Voici un livre qui s’attaque à un thème clivant : celui de la construction européenne. Dans cet essai stimulant et argumenté, Coralie Delaume choisit clairement son camp. Elle dénonce une construction européenne jugée peu démocratique, libérale et taillée sur pièces pour l’Allemagne. Blogueuse reconnue, Coralie Delaume se lance ainsi dans l’arène du débat politique avec un livre argumenté et convaincant.

Pour l’auteur, un des gros problèmes de l’Europe tient à l’idée initiale autour de laquelle s’est cimentée toute la construction européenne, à savoir le maintien de la paix, dans un continent qui avait supporté trois guerres en 70 ans. Cet objectif initial et incontestable légitime toutes les décisions de Bruxelles et des institutions européennes, même si elles ne sont pas prises de manière démocratique. Le maintien de la paix pousse aussi, presque intrinsèquement à la construction européenne, à se méfier des nations, tenues pour responsables de ces guerres successives. Et la gauche, à court d’idées, utilise l’Europe comme cache-misère et idéologie de substitution. De cache-misère, nous dit l’auteur, car la construction européenne « permet d’escamoter un ralliement sans condition aux préceptes néolibéraux. ». Ce ralliement est perceptible dans la politique gouvernementale française qui fait de la réduction des déficits publics à 3 % du produit intérieur brut l’alpha et l’omega de toute sa politique économique. L’Europe sert aussi à la gauche d’idéologie de substitution, c’est un « Grand Dessein » par défaut, après que l’expérience soviétique semble avoir disqualifié le socialisme. L’ « Européisme », idéologie de substitution, a pris, selon Coralie Delaume, le pas sur toutes les idéologies.

Pour appuyer son propos, l’auteur passe en revue les temples de l’ « ère technocrate » : la Commission européenne qui n’est responsable devant personne, la Banque européenne et l’Europe des juristes. Elle revient sur le parcours des pères de l’Europe, comme Jean Monnet, qui a regardé toute sa carrière le modèle anglo-saxon. Secrétaire général adjoint de la Société Des Nations, il fut ensuite banquier aux Etats-Unis et vice président de la Bancamerica Blair. Son modèle est celui des Etats-Unis d’Amérique où la question des nations ne se pose pas. La communauté européenne du charbon et de l’acier qui permet de diluer les nations pour maintenir la paix est un bon exemple de cette philosophie.

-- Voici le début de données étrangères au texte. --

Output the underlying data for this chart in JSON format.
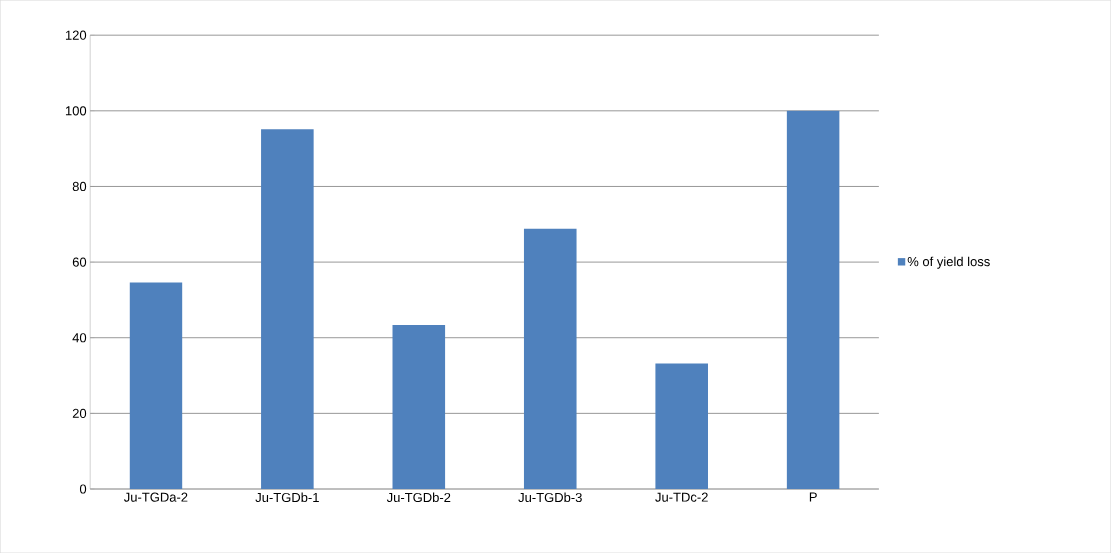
{
  "chart_data": {
    "type": "bar",
    "categories": [
      "Ju-TGDa-2",
      "Ju-TGDb-1",
      "Ju-TGDb-2",
      "Ju-TGDb-3",
      "Ju-TDc-2",
      "P"
    ],
    "series": [
      {
        "name": "% of yield loss",
        "color": "#4f81bd",
        "values": [
          54.6,
          95.1,
          43.4,
          68.8,
          33.2,
          100
        ]
      }
    ],
    "ylim": [
      0,
      120
    ],
    "yticks": [
      0,
      20,
      40,
      60,
      80,
      100,
      120
    ],
    "grid": "y",
    "legend": "right"
  }
}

Coralie Delaume consacre également un chapitre à la « nouvelle question allemande ». Pour elle, l’Europe est devenue le chef d’orchestre d’une zone monétaire qu’elle a organisée de manière à payer le moins possible. Les modalités de fonctionnement en vigueur dans la zone euro lui permettent en effet de se reposer sur le rôle répressif des marchés financiers, auxquels elle délègue le soin de convertir ses partenaires à la rigueur et à la parcimonie. Ainsi, l’Allemagne, avec son lourd passé politique ne gouverne pas de Berlin, mais de Bruxelles.

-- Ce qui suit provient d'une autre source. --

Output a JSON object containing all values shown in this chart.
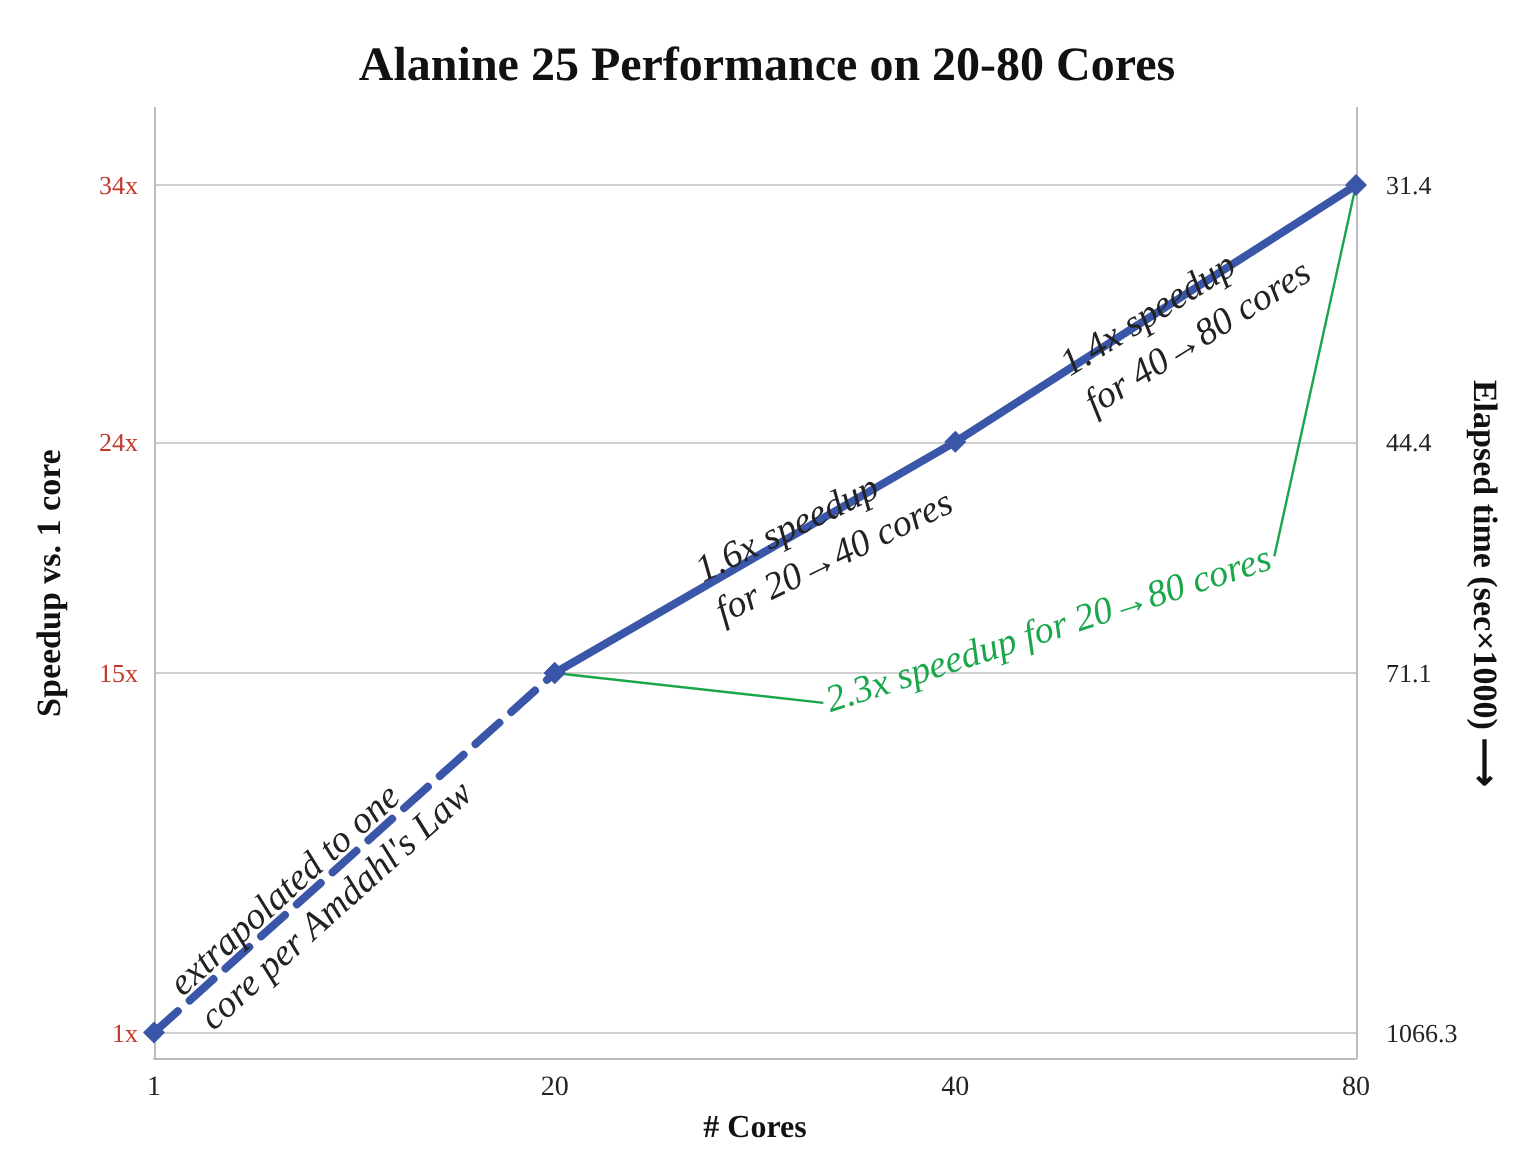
{
  "chart_data": {
    "type": "line",
    "title": "Alanine 25 Performance on 20-80 Cores",
    "xlabel": "# Cores",
    "ylabel": "Speedup vs. 1 core",
    "y2label": "Elapsed time (sec×1000) ⟶",
    "categories": [
      "1",
      "20",
      "40",
      "80"
    ],
    "series": [
      {
        "color": "#3a56a8",
        "values": [
          1,
          15,
          null,
          null
        ],
        "line_style": "dashed"
      },
      {
        "color": "#3a56a8",
        "values": [
          null,
          15,
          24,
          34
        ],
        "line_style": "solid"
      }
    ],
    "ylim": [
      0,
      37
    ],
    "yticks": [
      {
        "value": 1,
        "label": "1x"
      },
      {
        "value": 15,
        "label": "15x"
      },
      {
        "value": 24,
        "label": "24x"
      },
      {
        "value": 34,
        "label": "34x"
      }
    ],
    "annotations": [
      "extrapolated to one core per Amdahl's Law",
      "1.6x speedup for 20→40 cores",
      "1.4x speedup for 40→80 cores",
      {
        "text": "2.3x speedup for 20→80 cores",
        "x": "80",
        "y": 34
      },
      "1066.3",
      "71.1",
      "44.4",
      "31.4"
    ],
    "marker": "diamond",
    "grid": "y"
  }
}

Ce qui pose problème en Europe aujourd’hui, nous dit l’auteur, c’est la tension entre l’idée d’Europe telle qu’avancée au départ, faite de coopérations entre les pays et les populations et l’Europe telle qu’elle s’est effectivement construite, « à coups de triomphe de l’économie et du droit, d’effacement du politique, de mise à l’écart des peuples et d’idolâtrie d’un instrument monétaire ».

Le paysage actuel de l’Europe est certes sombre, mais l’auteur nous propose dans la conclusion une voie de sortie pour relancer autrement la question européenne en sortant du risque d’asphyxie qui peut encore peser sur les économies les plus fragiles.

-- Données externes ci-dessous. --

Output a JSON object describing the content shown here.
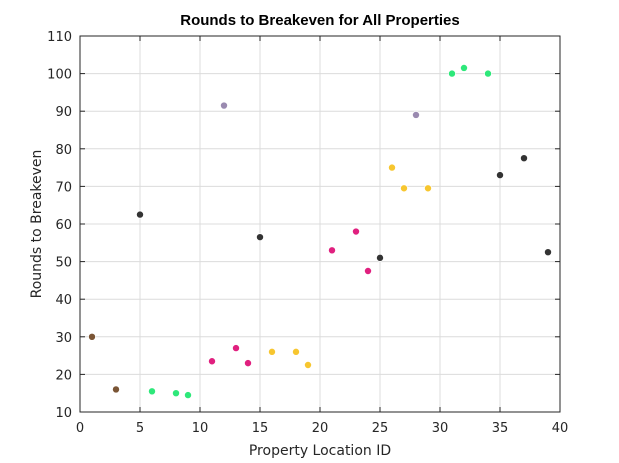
{
  "chart_data": {
    "type": "scatter",
    "title": "Rounds to Breakeven for All Properties",
    "xlabel": "Property Location ID",
    "ylabel": "Rounds to Breakeven",
    "xlim": [
      0,
      40
    ],
    "ylim": [
      10,
      110
    ],
    "xticks": [
      "0",
      "5",
      "10",
      "15",
      "20",
      "25",
      "30",
      "35",
      "40"
    ],
    "yticks": [
      "10",
      "20",
      "30",
      "40",
      "50",
      "60",
      "70",
      "80",
      "90",
      "100",
      "110"
    ],
    "grid": true,
    "legend": "none",
    "points": [
      {
        "x": 1,
        "y": 30,
        "color": "#7a5535"
      },
      {
        "x": 3,
        "y": 16,
        "color": "#7a5535"
      },
      {
        "x": 5,
        "y": 62.5,
        "color": "#333333"
      },
      {
        "x": 6,
        "y": 15.5,
        "color": "#2ee87a"
      },
      {
        "x": 8,
        "y": 15,
        "color": "#2ee87a"
      },
      {
        "x": 9,
        "y": 14.5,
        "color": "#2ee87a"
      },
      {
        "x": 11,
        "y": 23.5,
        "color": "#e0207f"
      },
      {
        "x": 12,
        "y": 91.5,
        "color": "#9a8ab0"
      },
      {
        "x": 13,
        "y": 27,
        "color": "#e0207f"
      },
      {
        "x": 14,
        "y": 23,
        "color": "#e0207f"
      },
      {
        "x": 15,
        "y": 56.5,
        "color": "#333333"
      },
      {
        "x": 16,
        "y": 26,
        "color": "#f7c62f"
      },
      {
        "x": 18,
        "y": 26,
        "color": "#f7c62f"
      },
      {
        "x": 19,
        "y": 22.5,
        "color": "#f7c62f"
      },
      {
        "x": 21,
        "y": 53,
        "color": "#e0207f"
      },
      {
        "x": 23,
        "y": 58,
        "color": "#e0207f"
      },
      {
        "x": 24,
        "y": 47.5,
        "color": "#e0207f"
      },
      {
        "x": 25,
        "y": 51,
        "color": "#333333"
      },
      {
        "x": 26,
        "y": 75,
        "color": "#f7c62f"
      },
      {
        "x": 27,
        "y": 69.5,
        "color": "#f7c62f"
      },
      {
        "x": 28,
        "y": 89,
        "color": "#9a8ab0"
      },
      {
        "x": 29,
        "y": 69.5,
        "color": "#f7c62f"
      },
      {
        "x": 31,
        "y": 100,
        "color": "#2ee87a"
      },
      {
        "x": 32,
        "y": 101.5,
        "color": "#2ee87a"
      },
      {
        "x": 34,
        "y": 100,
        "color": "#2ee87a"
      },
      {
        "x": 35,
        "y": 73,
        "color": "#333333"
      },
      {
        "x": 37,
        "y": 77.5,
        "color": "#333333"
      },
      {
        "x": 39,
        "y": 52.5,
        "color": "#333333"
      }
    ]
  }
}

Coralie Delaume reprend à son compte l’idée des économistes Jacques Sapir et Frédéric Lordon de transformer l’euro, monnaie unique en « monnaie commune ». Il ne s’agit pas de sortir de l’euro, mais de créer une sorte de monnaie pivot autour du cours duquel serait déterminé er régulièrement ajusté le cours des monnaies nationales réintroduites. Ce qui aurait pour double avantage de permettre aux différents pays de s’ajuster entre eux et de donner à ce nouvel euro un rôle de protecteur vis-à-vis de l’extérieur qu’il n’a pas tenu jusqu’à présent.

A la veille des élections européennes, ce livre stimulant gagne à être lu par tous ceux qui n’ont pas arrêté leur choix de vote.